Ayra, quanto del tuo background accademico e tecnico ritroviamo in “Built To Survive”?
Direi che la mia preparazione accademica è fondamentale e credo che in “Built To Survive” questo sia la cosa più lampante. Non è stato affatto semplice riuscire a inserire chitarre così aggressive e corpose in un mix dove dovevano coesistere con synth distinti, riuscendo comunque a “bucare” quel muro di suono mantenendo il giusto punch. Inoltre, anche dal punto di vista vocale, è forse il mio brano più audace finora: ci sono salti sugli acuti che, sebbene a un primo ascolto possano non sembrare estremi, incutono un certo timore se non si è in perfetta forma vocale. La tecnica, in questo caso, è stata il pilastro su cui ho costruito l’intera esecuzione.
In che modo la tua formazione come programmatore C++ specializzato nell’audio influenza il tuo sound design?

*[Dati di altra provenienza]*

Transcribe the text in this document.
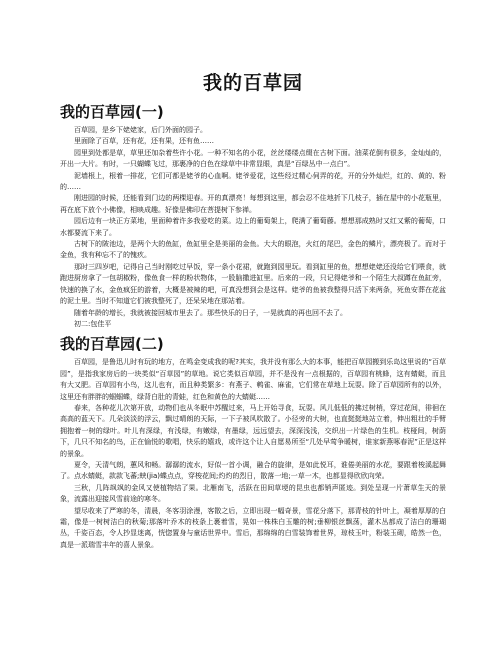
我的百草园
我的百草园(一)

百草园，是乡下姥姥家，后门外面的园子。

里面除了百草，还有花，还有果，还有鱼……

园里到处都是草，草里还加杂着些许小花。一种不知名的小花，丝丝缕缕点缀在古树下面。油菜花倒有很多，金灿灿的，开出一大片。有时，一只蝴蝶飞过，那裹净的白色在绿草中非常显眼，真是“百绿丛中一点白”。

泥墙根上，根着一排花，它们可都是姥爷的心血啊。姥爷爱花，这些经过精心伺弄的花，开的分外灿烂，红的、黄的、粉的……

刚进园的时候，还能看到门边的两棵迎春。开的真漂亮！每想到这里，都会忍不住地折下几枝子，插在屋中的小花瓶里，再在底下放个小佛像，相映成趣。好像是佛印在菩提树下参禅。

园后边有一块正方菜地，里面种着许多我爱吃的菜。边上的葡萄架上，爬满了葡萄藤。想想那成熟时又红又紫的葡萄，口水都要流下来了。

古树下的陂池边，是两个大的鱼缸，鱼缸里全是美丽的金鱼。大大的眼泡，火红的尾巴，金色的鳞片，漂亮极了。而对于金鱼，我有种忘不了的愧疚。

那时三四岁吧，记得自己当时刚吃过早饭，穿一条小花裙，就跑到园里玩。看到缸里的鱼，想想姥姥还没给它们喂食，就跑进厨房拿了一包胡椒粉，像鱼食一样的粉状物体，一股脑撒进缸里。后来的一段，只记得姥爷和一个陌生大叔蹲在鱼缸旁，快速的换了水，金鱼疯狂的游着，大概是被辣的吧，可真没想到会是这样。姥爷的鱼被我整得只活下来两条，死鱼安葬在花盆的泥土里。当时不知道它们被我整死了，还呆呆地在那站着。

随着年龄的增长，我就被接回城市里去了。那些快乐的日子，一晃就真的再也回不去了。

初二:包佳平

我的百草园(二)

百草园，是鲁迅儿时有玩的地方，在鸣金变成我的呢?其实，我并没有那么大的本事，能把百草园搬到乐岛这里说的“百草园”，是指我家房后的一块类似“百草园”的草地。说它类似百草园，并不是没有一点根据的，百草园有桃蜂，这有蜻蜓，而且有大又肥。百草园有小鸟，这儿也有，而且种类繁多：有燕子、鹌雀、麻雀，它们常在草地上玩耍。除了百草园所有的以外，这里还有胖胖的蝈蝈蝶，绿背白肚的青蛙，红色和黄色的大蜻蜓……

春来，各种花儿次第开放，动物们也从冬眠中苏醒过来，马上开始寻食，玩耍。风儿低低的拂过树梢，穿过花间，徘徊在高高的蓝天下。几朵淡淡的浮云，飘过晴朗的天际，一下子被风吹散了。小径旁的大树，也直挺挺地站立着，伸出粗壮的手臂拥抱着一树的绿叶。叶儿有深绿，有浅绿，有嫩绿，有墨绿，远远望去，深深浅浅，交织出一片绿色的生机。枝桠间，树荫下，几只不知名的鸟，正在愉悦的歌唱，快乐的嬉戏，或许这个让人自愿易所至“几处早莺争暖树，谁家新燕啄春泥”正是这样的景象。

夏令，天清气朗，蕙风和畅。潺潺的流水，好似一首小调，融合的旋律，是如此悦耳，谁倦美丽的水花，要跟着梭溪起舞了。点水蜻蜓，款款飞蕃;蛱(jia)蝶点点，穿梭花间;灼灼的烈日，散落一地;一草一木，也都显得欣欣向荣。

三秋，几阵飒飒的金风又使植物结了果。北雁南飞，活跃在田间草埂的昆虫也都销声匿迹。到处呈现一片萧草生天的景象，流露出迎接风雪前途的寒冬。

望尽收来了严寒的冬，清晨，冬客羽涂漫，客散之后，立即出现一幅奇景，雪花分落下，那青枝的针叶上，凝着厚厚的白霜，像是一树树洁白的秋菊;那落叶乔木的枝条上裹着雪，晃如一株株白玉雕的树;垂柳银丝飘荡，灌木丛都成了洁白的珊瑚丛，千姿百态，令人抄显迷离，恍惚置身与童话世界中。雪后，那绵绵的白雪装饰着世界，琼枝玉叶，粉装玉砌，皓然一色，真是一派瑞雪丰年的喜人景象。
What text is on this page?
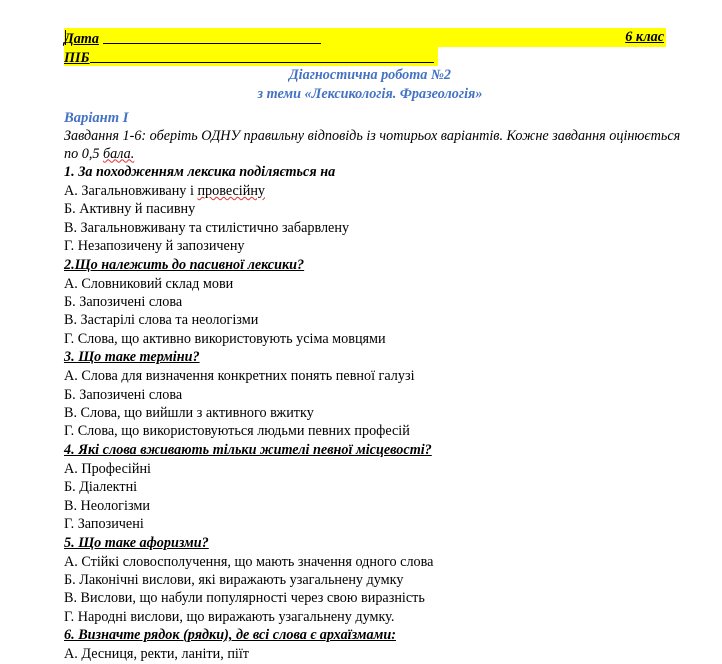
Дата	6 клас
ПІБ
Діагностична робота №2
з теми «Лексикологія. Фразеологія»
Варіант І
Завдання 1-6: оберіть ОДНУ правильну відповідь із чотирьох варіантів. Кожне завдання оцінюється по 0,5 бала.
1. За походженням лексика поділяється на
А. Загальновживану і провесійну
Б. Активну й пасивну
В. Загальновживану та стилістично забарвлену
Г. Незапозичену й запозичену
2.Що належить до пасивної лексики?
А. Словниковий склад мови
Б. Запозичені слова
В. Застарілі слова та неологізми
Г. Слова, що активно використовують усіма мовцями
3. Що таке терміни?
А. Слова для визначення конкретних понять певної галузі
Б. Запозичені слова
В. Слова, що вийшли з активного вжитку
Г. Слова, що використовуються людьми певних професій
4. Які слова вживають тільки жителі певної місцевості?
А. Професійні
Б. Діалектні
В. Неологізми
Г. Запозичені
5. Що таке афоризми?
А. Стійкі словосполучення, що мають значення одного слова
Б. Лаконічні вислови, які виражають узагальнену думку
В. Вислови, що набули популярності через свою виразність
Г. Народні вислови, що виражають узагальнену думку.
6. Визначте рядок (рядки), де всі слова є архаїзмами:
А. Десниця, ректи, ланіти, піїт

Sebbene l’impatto diretto della programmazione su questo specifico brano possa sembrare marginale, la mia formazione generale come sound designer ne beneficia enormemente. Non mi limito a “girare manopole” sui synth sperando in un risultato simpatico: grazie allo studio del codice e del DSP (Digital Signal Processing), capisco cosa succede “dietro le quinte” quando si programma un effetto o un sintetizzatore. Quando guardo l’interfaccia grafica di un plugin, intuisco immediatamente la logica con cui lo sviluppatore ha voluto intendere quel segnale. Questo non solo mi fa risparmiare moltissimo tempo, ma mi permette di ottenere esattamente il suono che ho in testa e genera nuove idee creative con maggiore facilità, che poi riverso in brani complessi come questo.
Hai collaborato con figure iconiche come Ian Paice: cosa ti hanno lasciato queste esperienze?
A livello professionale mi hanno lasciato moltissimo, ma il ricordo più vivido rimane la carica e il puro divertimento sul palco. Per me ogni live va affrontato come se fosse l’ultimo, è un po’ la mia ragione di vita, ma non voglio mai perdere di vista il fatto che stare lassù deve farmi stare bene. Con leggende come Ian Paice ho vissuto un divertimento unico. Porterò sempre con me l’esempio di questi giganti che non devono più dimostrare nulla a nessuno: si approcciano a noi colleghi o artisti emergenti in modo genuino, semplice e profondamente rispettoso. Loro sanno bene cosa c’è dietro, conoscono la fatica che serve perché l’hanno vissuta in primis. È un approccio maturo e di una professionalità rara, specialmente in un’epoca in cui spesso ci si confronta con musicisti che non possiedono la stessa consapevolezza.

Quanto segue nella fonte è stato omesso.